La tentative de Hollande de bricoler une relation plus étroite avec la Russie est tout à fait réactionnaire et truffée de contradictions politiques. Le gouvernement français, comme tous les principaux pouvoirs de l’OTAN, dont Washington, est clairement pour la poursuite d’un changement de régime en Syrie. En dernière analyse, l’appel de Hollande à une grande « coalition » tente de rallier l’oligarchie capitaliste russe à la politique de l’impérialisme français et à une sorte de compromis, acceptable aux factions les plus belliqueuses au sein de l’OTAN.
La réponse enthousiaste du régime de Poutine à ces propositions, même après que les forces turques soutenues par Washington ont abattu un de ses bombardiers, témoigne de la faillite de l’oligarchie capitaliste postsoviétique et de sa recherche constante d’un accommodement avec l’impérialisme.
Le soutien de Washington pour l’acte de guerre de la Turquie contre la Russie mardi dernier est un signal clair qu’il considère comme inacceptable la stratégie de coopération limitée avec la Russie proposée par Hollande. La politique actuellement menée par l’OTAN consiste à menacer constamment la Russie, une puissance nucléaire majeure, de guerre – un cours d’action irresponsable menaçant de déclencher une guerre nucléaire mondiale.

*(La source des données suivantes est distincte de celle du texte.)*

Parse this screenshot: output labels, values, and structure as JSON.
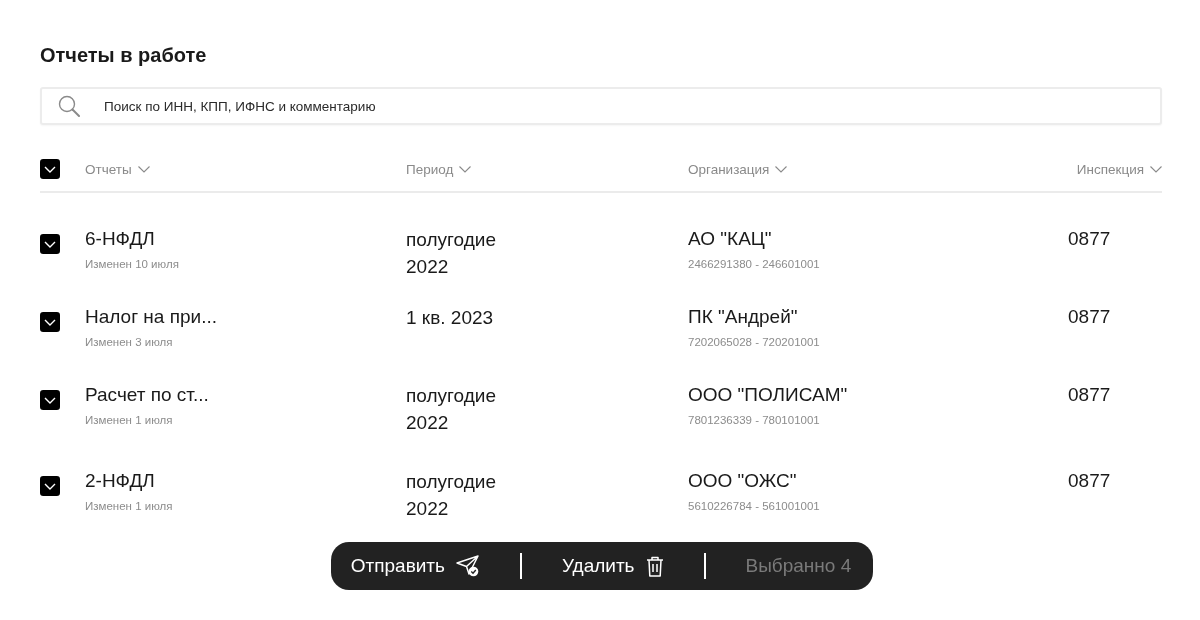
{
  "title": "Отчеты в работе",
  "search": {
    "placeholder": "Поиск по ИНН, КПП, ИФНС и комментарию"
  },
  "table": {
    "select_all": {
      "checked": true
    },
    "columns": [
      {
        "label": "Отчеты"
      },
      {
        "label": "Период"
      },
      {
        "label": "Организация"
      },
      {
        "label": "Инспекция"
      }
    ],
    "rows": [
      {
        "checked": true,
        "report": "6-НФДЛ",
        "modified": "Изменен 10 июля",
        "period": "полугодие 2022",
        "organization": "АО \"КАЦ\"",
        "codes": "2466291380 - 246601001",
        "inspection": "0877"
      },
      {
        "checked": true,
        "report": "Налог на при...",
        "modified": "Изменен 3 июля",
        "period": "1 кв. 2023",
        "organization": "ПК \"Андрей\"",
        "codes": "7202065028 - 720201001",
        "inspection": "0877"
      },
      {
        "checked": true,
        "report": "Расчет по ст...",
        "modified": "Изменен 1 июля",
        "period": "полугодие 2022",
        "organization": "ООО \"ПОЛИСАМ\"",
        "codes": "7801236339 - 780101001",
        "inspection": "0877"
      },
      {
        "checked": true,
        "report": "2-НФДЛ",
        "modified": "Изменен 1 июля",
        "period": "полугодие 2022",
        "organization": "ООО \"ОЖС\"",
        "codes": "5610226784 - 561001001",
        "inspection": "0877"
      }
    ]
  },
  "action_bar": {
    "send_label": "Отправить",
    "delete_label": "Удалить",
    "selected_count": "Выбранно 4"
  }
}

Il est loin d’être clair que des secteurs de la bourgeoisie européenne commenceront à appliquer sérieusement la politique discutée entre Poutine et Hollande – qui impliquerait des liens plus étroits avec les services de sécurité russe et le régime syrien. Cependant, le soutien américain à l’attaque turque du jet russe montre clairement que si les pouvoirs européens le faisaient, cela produirait très rapidement un sérieux affrontement avec Washington.
Cela souligne les énormes tensions internationales, diplomatiques et militaires qui sous-tendent les discussions entre les pouvoirs européens eux-mêmes. Dans le cadre de son blitz diplomatique qui a culminé avec sa rencontre avec M. Poutine jeudi, Hollande a également rencontré plusieurs chefs d’États européens : le Premier ministre britannique David Cameron lundi, la chancelière allemande Angela Merkel mercredi et le Premier ministre italien Matteo Renzi vendredi.

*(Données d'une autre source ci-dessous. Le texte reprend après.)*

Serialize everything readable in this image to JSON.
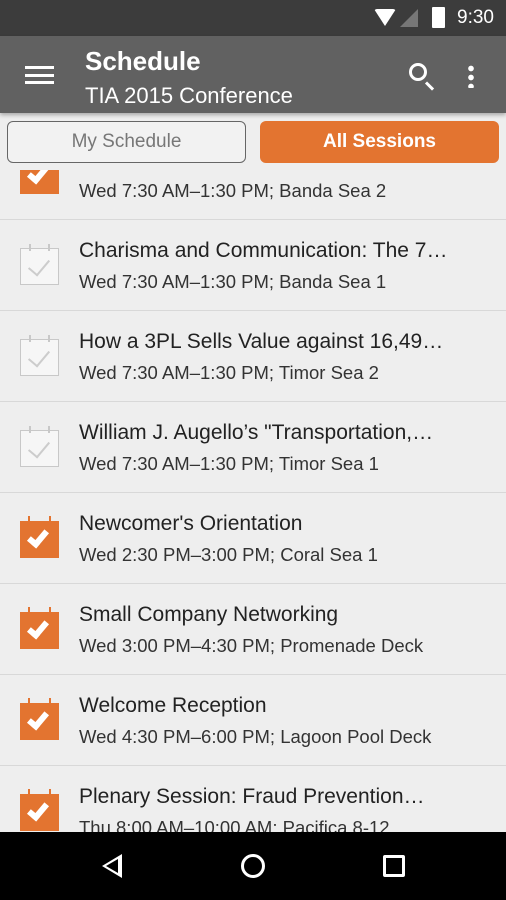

Hollande et Cameron se sont vite mis d’accord sur l’escalade des opérations militaires en Syrie et la répression domestique comme l’état d’urgence en France. Après avoir rencontré Hollande et donné aux avions de combat français le feu vert pour opérer à partir de la base aérienne britannique de Chypre, Cameron est retourné à Londres pour proposer des milliards de livres d’augmentation des dépenses militaires.
Avec Merkel, Hollande a poussé à une nouvelle escalade de l’intervention allemande, déclarant, « si l’Allemagne pouvait aller plus loin, ce serait un très bon signal dans la lutte contre le terrorisme... » Depuis, le gouvernement allemand a décidé d’envoyer des chasseurs Tornado et un navire de guerre en Syrie.
Renzi, tout en soutenant les mesures diplomatiques et militaires de la France contre l’EI, était nettement plus réservé, il souligna la nécessité de résoudre la guerre civile acharnée qui a suivi la guerre de changement de régime de l’OTAN en 2011 en Libye. Ancienne colonie italienne aux réserves pétrolières massives, la Libye s’est effondrée au cours de combats sanglants et des dizaines de milliers de réfugiés fuient le pays.
« Nous suivons avec beaucoup d’intérêt le processus de Vienne en ce qui concerne la Syrie et nous nous sommes particulièrement engagés pour ce que cette fenêtre d’opportunité qui s’est ouverte au niveau diplomatique puisse s’élargir à la Libye », a dit Renzi.